なるべく見栄えを考えたのだが、スムーズに殺しすぎたかもしれない。
やはり配信のことを意識した展開にすべきなのだろう。
次回までの課題にしておこうと思う。
僕は近くに転がっていた肉切り包丁を拾い、繋げていた右腕を切り落とした。
大量の血が噴き出すも、数秒後には勢いが弱まって止まる。
放っておけばスキルの効果で新しい腕が生えるはずだ。
こういう時にとても便利でありがたい。
僕はスマホの前でおどけてみせる。
「拒絶反応やら合併症が怖いですからねえ。皆さんもご注意ください」
『不死身と再生持ちが何か言ってる』
『クソワロタ』
『平気で腕を切っておきながら怖がるなよ』
『口先だけの不安で草』
リスナー達の反応に満足しつつ、僕は一つ咳払いをした。
そして話をまとめにかかる。
「さて、これでヤクザは壊滅しました。

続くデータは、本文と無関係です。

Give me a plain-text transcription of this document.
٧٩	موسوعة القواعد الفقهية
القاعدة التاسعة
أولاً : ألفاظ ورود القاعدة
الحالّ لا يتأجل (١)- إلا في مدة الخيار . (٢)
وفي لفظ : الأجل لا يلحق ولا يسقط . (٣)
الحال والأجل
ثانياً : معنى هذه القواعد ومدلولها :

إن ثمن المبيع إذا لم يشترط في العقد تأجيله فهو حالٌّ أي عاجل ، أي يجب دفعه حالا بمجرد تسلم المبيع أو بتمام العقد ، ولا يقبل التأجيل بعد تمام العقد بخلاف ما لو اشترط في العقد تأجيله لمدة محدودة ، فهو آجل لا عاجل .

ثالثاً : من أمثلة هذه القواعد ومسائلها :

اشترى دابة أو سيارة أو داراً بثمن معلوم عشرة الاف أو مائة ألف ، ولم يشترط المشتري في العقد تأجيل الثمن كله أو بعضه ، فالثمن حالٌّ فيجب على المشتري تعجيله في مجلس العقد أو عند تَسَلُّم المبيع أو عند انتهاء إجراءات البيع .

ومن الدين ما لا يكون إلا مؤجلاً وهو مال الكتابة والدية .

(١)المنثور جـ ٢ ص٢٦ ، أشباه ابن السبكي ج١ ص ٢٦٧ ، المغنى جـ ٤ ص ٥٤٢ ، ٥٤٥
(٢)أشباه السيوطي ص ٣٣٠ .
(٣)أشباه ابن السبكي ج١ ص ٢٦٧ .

続いては拉致されていると噂の人達を助けに行きましょう! チャンネル登録と高評価を忘れないでくださいねー」
『了解』
『お疲れ様!』
『最後までみてるよ~』
『よっ、正義の味方!!』
僕のコンテンツのメインはスプラッターな殺戮だ。
ヤクザを全滅させた時点で配信のピークは終わったのである。
だからそこからは速やかに作業を進めていった。
まずはヤクザの拠点に監禁されていた人間を解放し、ダンジョンの出口まで連れていく。
外には警察が待機していたので彼らを押し付けた。
僕は事情聴取が面倒なので逃げ出し、その途中で配信を終了させた。
この日の配信の再生数は瞬く間に二百万回を突破した。
そこからさらに伸びたので、近いうちに一千万回に達するだろう。
ヤクザ壊滅により、僕の知名度はさらに跳ね上がった。
無事に収益化の申請も通ったことで、莫大な収益が入ってくる。
やはりダンジョン配信は最高の仕事だ。
人気があるうちに、さらなる企画をやろうと思う。